A Belisario lo transformó con sus artes –y él se transfiguró en consecuencia– en un ladronzuelo gordo y huevón. No fue difícil aceptar su nueva idiosincrasia y caracterología. Rosario lo adoró (“lo adoro”, dijo) y luego le metió el dedo índice en la boca –cosa que nunca hubiera pensado hacer antes– y jugueteó con su lengua en señal de mezcolanza. Los demás los alentamos y les hicimos bromas durante su jocosa interpretación de transgresores.
El experimento estaba dando de sí, eso era obvio, y todos nos sentíamos contentos con nuestra decisión de haber aceptado a Aldecoa.
Sarita fue la encargada de la cocina. El maestro le pidió que hiciera algún guiso en una cocina imaginaria y con ingredientes inexistentes. Y nuestra compañera desarrolló el papel a plenitud y yo le besé las piernas, cosa que nunca había hecho ni ella me lo hubiera permitido porque, la verdad, no nos gustábamos. Pero así pasó gracias al virtuosismo del maestro. Endiosado él, para entonces, por nosotros.
Seguimos los demás: que un torero (el Gordo), que una muchachita con problemas de aprendizaje (Tatiana), que un enciclopedista (yo), que un elemento de la naturaleza bastante raro (Mauricio). Ya ni sé qué tanto hicimos o actuamos o quisimos ser o fuimos obligados a representar en un escenario sin espectadores, aunque guiñol no era, tampoco. Aldecoa nos manejaba y nosotros nos dejábamos titeretear por sus adiestrados dones de manipulador. Hombre de mundo, qué duda cabe.
Ya bien procesados por su mente, Aldecoa nos dijo que ahora sí, palabra, ahora sí que vamos a empezar el experimento mañana mismo a primera hora, palabra. Ya tomaron, como se dice, su propedéutico y todos pueden funcionar salvo Mauricio que no anda muy concentrado. Anda desconcentrado el muchacho, se ve. Pero, dijo Mauricio, no me puede excluir. Si te aplicas, puedes, palabra. Lo haré, profesor, pero no me saque. No te sacaré siempre y cuando dejes que sea yo quien jale de los hilitos; recuerda que es mi experimento y no tu tarea. Yo comprendo, usted comprende, ellos comprenden, ¿no es cierto? Respondimos que claro, pero por supuesto: comprendemos. Y prometimos, comprensivos, que nos abocaríamos a integrarlo al grupo.
A las seis y cuarto nos vimos en el aula con el Aldecoa ese. Sarita y Tatiana llegaron muy repintadas de las cejas y las pestañas a los labios y las uñas de las manos y los pies. Rosario iba, como siempre, al natural, por ser tan espontánea en sus cosas de a diario: los apuntes durante las clases, sus preguntas a los profesores y su manera de provocarnos lascivia, cuando anda de buenas y no tiene miramientos con sus compañeros, que eso somos para ella. Diana se dejó venir vestidita de anoréxica o algo por el estilo, según andaba diciendo el propio Aldecoa, de bulímica o de sensible, quién sabe, con unas alpargatas color crudo que no le conocíamos.

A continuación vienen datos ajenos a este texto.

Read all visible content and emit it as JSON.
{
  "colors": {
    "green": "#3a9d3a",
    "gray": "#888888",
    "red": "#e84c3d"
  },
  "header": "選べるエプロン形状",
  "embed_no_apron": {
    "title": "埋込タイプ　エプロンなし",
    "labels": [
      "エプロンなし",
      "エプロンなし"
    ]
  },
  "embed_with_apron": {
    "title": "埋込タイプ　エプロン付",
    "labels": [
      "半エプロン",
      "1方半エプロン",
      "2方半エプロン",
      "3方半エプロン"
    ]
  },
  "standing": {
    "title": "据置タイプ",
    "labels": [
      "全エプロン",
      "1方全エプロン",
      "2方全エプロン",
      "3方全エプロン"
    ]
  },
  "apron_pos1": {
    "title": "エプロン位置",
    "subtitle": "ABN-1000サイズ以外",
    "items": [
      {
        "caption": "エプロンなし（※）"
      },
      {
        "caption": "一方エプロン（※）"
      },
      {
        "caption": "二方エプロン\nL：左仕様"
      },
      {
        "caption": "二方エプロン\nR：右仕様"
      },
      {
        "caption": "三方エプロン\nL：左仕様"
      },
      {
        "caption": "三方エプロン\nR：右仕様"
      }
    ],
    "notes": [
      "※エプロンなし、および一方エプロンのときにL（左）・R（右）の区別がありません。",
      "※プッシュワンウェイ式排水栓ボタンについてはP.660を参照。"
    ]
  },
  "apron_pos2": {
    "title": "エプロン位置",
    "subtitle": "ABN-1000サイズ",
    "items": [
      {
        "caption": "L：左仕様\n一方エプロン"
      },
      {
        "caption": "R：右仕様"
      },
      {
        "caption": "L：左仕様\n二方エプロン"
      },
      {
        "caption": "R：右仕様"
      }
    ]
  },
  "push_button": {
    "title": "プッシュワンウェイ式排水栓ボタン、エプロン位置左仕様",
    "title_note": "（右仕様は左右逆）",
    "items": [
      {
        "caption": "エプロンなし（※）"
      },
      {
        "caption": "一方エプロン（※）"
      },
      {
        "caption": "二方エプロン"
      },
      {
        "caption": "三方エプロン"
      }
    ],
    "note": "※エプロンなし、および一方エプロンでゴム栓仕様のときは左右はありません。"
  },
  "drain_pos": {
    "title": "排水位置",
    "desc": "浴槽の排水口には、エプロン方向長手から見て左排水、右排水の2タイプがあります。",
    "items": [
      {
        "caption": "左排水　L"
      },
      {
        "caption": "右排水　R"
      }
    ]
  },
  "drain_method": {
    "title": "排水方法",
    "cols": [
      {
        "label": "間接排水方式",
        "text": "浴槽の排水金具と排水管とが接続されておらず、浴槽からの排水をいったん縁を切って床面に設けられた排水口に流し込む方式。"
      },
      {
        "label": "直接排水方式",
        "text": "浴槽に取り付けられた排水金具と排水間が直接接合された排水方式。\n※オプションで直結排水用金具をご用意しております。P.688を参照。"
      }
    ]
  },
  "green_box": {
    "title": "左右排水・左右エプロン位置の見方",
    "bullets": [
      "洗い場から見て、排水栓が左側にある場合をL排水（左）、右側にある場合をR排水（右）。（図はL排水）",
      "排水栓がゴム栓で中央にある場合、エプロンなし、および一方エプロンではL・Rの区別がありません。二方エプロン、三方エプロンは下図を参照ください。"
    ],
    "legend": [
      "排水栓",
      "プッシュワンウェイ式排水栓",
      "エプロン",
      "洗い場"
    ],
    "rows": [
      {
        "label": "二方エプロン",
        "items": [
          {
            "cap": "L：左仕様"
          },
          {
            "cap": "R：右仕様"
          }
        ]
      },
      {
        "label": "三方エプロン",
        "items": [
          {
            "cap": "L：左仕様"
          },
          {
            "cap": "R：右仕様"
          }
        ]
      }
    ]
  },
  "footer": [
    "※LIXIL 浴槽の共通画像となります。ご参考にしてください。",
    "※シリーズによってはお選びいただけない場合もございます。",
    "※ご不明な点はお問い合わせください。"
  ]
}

Filiberto y el Gordo se presentaron de traje común con zapatos blancos. En cambio, el Ruso y yo llegamos en bicicleta con nuestra ropa de siempre: él con sus calcetines rojos que nunca se quita y yo con la filipina que a todos ya anda aburriendo, medio irritando. El doctor Aldecoa, que se apersonó casi a las siete, arribó afeitado y decoroso. Llegó en calzoncillos, sin más, pero con porte.
Y el cuento o la clase o el experimento comenzó. Sentados cada uno en su pupitre y el profesor en su alta mesa dictó primero un poco de cátedra sobre las Tec caras a nuestra formación, y luego pasó a la mentada experimentalidad que lo tenía como embrujado.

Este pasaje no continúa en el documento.